In reply to: Noah Misch (#35)

Re: remove more archiving overhead

On Mon, Sep 19, 2022 at 10:39 AM Noah Misch <noah@leadboat.com> wrote:

I wanted it to stop saying anything like the second paragraph, hence commit
d263ced. Implementing a proper archiving setup is not especially difficult,
and inviting the operator to work around a wrong implementation invites
damaging mistakes under time pressure.

I agree wholeheartedly with the second sentence. I do think that we
need to be a little careful not to be too prescriptive. Telling people
what they have to do when they don't really have to do it often leads
to non-compliance. It can be more productive to spell out the precise
consequences of non-compliance, so I think Peter's proposal has some
merit. On the other hand, I don't see any real problem with the
current language, either.

Unfortunately, no matter what we do here, it is not likely that we'll
soon be able to eliminate the phenomenon where people use a buggy
home-grown archive_command, both because we've been encouraging that
in our documentation for a very long time, and also because the people
who are most likely to do something half-baked here are probably the
least likely to actually read the updated documentation.

--
Robert Haas
EDB: http://www.enterprisedb.com

#39

Noah Misch

noah@leadboat.com

over 3 years ago

In reply to: Robert Haas (#38)

Re: remove more archiving overhead

On Mon, Sep 19, 2022 at 12:49:58PM -0400, Robert Haas wrote:

On Mon, Sep 19, 2022 at 10:39 AM Noah Misch <noah@leadboat.com> wrote:

I wanted it to stop saying anything like the second paragraph, hence commit
d263ced. Implementing a proper archiving setup is not especially difficult,
and inviting the operator to work around a wrong implementation invites
damaging mistakes under time pressure.

I agree wholeheartedly with the second sentence. I do think that we
need to be a little careful not to be too prescriptive. Telling people
what they have to do when they don't really have to do it often leads
to non-compliance. It can be more productive to spell out the precise
consequences of non-compliance, so I think Peter's proposal has some
merit.

Good point. We could say it from a perspective like, "if you don't do this,
your setup will appear to work most of the time, but your operator will be
stuck with dangerous manual fixes at times."

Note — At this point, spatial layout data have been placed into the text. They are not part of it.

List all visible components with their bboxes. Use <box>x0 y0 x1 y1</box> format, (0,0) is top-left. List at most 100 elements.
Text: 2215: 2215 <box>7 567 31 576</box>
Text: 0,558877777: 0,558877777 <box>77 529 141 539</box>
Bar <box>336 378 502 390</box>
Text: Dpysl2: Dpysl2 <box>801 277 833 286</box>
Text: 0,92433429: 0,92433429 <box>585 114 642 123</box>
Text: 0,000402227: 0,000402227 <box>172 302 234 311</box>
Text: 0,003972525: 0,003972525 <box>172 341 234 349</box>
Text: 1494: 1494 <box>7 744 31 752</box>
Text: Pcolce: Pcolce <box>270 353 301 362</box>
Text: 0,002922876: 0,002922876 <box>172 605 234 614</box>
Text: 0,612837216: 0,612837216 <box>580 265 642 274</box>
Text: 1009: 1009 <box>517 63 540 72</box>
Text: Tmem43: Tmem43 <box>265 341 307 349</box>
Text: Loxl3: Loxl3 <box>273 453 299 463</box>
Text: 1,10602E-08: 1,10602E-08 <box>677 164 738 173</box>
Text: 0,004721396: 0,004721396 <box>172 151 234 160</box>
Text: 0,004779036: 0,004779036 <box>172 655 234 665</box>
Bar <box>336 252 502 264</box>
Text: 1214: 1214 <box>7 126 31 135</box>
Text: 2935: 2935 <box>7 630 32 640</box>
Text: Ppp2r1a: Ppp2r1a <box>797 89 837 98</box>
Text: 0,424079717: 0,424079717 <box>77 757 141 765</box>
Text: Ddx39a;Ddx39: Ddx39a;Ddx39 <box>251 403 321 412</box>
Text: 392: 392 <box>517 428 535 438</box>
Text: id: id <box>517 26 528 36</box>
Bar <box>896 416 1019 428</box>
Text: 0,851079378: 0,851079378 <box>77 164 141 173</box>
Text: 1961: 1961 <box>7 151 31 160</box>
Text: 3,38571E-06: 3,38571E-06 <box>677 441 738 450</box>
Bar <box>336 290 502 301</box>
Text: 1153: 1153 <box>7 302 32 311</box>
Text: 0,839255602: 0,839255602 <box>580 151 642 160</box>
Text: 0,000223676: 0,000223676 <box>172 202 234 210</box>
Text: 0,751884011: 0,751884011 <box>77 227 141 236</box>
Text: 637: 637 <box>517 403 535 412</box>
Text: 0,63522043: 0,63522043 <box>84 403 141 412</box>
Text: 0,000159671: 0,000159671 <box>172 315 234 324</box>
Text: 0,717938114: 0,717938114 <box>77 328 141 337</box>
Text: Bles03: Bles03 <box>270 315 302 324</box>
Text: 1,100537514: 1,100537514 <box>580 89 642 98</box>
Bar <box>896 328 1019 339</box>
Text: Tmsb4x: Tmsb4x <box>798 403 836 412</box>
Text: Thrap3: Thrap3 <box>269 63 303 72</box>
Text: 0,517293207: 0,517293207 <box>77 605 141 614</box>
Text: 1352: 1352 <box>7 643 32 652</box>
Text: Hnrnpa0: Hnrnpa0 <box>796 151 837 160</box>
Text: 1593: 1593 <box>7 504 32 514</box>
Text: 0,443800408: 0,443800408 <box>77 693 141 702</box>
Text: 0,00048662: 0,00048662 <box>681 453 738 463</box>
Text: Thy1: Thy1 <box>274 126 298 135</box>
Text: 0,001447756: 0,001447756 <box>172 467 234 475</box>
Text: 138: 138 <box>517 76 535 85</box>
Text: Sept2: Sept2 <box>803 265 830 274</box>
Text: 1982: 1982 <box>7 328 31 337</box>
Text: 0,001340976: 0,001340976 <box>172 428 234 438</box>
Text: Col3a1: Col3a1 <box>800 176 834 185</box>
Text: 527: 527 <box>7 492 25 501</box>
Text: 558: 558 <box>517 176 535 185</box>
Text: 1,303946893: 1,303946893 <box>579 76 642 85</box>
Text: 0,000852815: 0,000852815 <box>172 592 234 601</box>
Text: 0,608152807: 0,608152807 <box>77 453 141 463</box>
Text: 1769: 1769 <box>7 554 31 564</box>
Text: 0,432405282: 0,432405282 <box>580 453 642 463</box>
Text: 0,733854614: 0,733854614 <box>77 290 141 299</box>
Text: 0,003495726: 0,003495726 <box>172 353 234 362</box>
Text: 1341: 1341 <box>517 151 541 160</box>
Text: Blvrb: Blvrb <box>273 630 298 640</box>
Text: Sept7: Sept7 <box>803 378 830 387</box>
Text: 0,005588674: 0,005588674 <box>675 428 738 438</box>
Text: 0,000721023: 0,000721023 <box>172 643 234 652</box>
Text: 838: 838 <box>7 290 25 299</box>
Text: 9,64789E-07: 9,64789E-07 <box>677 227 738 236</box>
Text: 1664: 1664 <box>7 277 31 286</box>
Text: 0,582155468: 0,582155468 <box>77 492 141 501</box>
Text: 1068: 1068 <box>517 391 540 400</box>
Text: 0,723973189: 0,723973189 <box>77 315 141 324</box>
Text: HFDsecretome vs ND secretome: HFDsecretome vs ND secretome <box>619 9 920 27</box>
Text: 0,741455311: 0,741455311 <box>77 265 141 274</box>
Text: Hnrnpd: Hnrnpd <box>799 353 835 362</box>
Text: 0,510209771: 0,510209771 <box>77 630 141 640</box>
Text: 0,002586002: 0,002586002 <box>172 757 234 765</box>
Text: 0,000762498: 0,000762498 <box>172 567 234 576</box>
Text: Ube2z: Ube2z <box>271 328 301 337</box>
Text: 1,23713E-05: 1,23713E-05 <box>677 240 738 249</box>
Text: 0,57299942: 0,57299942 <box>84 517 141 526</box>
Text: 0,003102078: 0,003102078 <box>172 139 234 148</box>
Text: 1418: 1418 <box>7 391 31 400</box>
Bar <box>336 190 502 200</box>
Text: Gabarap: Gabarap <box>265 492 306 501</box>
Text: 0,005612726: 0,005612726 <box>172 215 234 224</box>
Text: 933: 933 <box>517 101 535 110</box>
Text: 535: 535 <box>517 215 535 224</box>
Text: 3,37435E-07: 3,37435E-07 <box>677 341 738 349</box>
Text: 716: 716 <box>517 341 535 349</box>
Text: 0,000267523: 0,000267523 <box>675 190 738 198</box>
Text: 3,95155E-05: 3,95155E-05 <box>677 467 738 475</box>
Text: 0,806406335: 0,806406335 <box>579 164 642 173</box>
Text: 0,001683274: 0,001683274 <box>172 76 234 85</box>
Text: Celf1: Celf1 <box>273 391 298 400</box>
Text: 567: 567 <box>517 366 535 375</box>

On the other hand, I don't see any real problem with the
current language, either.

Unfortunately, no matter what we do here, it is not likely that we'll
soon be able to eliminate the phenomenon where people use a buggy
home-grown archive_command, both because we've been encouraging that
in our documentation for a very long time, and also because the people
who are most likely to do something half-baked here are probably the
least likely to actually read the updated documentation.

True. If I wanted to eliminate such setups, I would make the server
double-archive one WAL file each time the archive setup changes.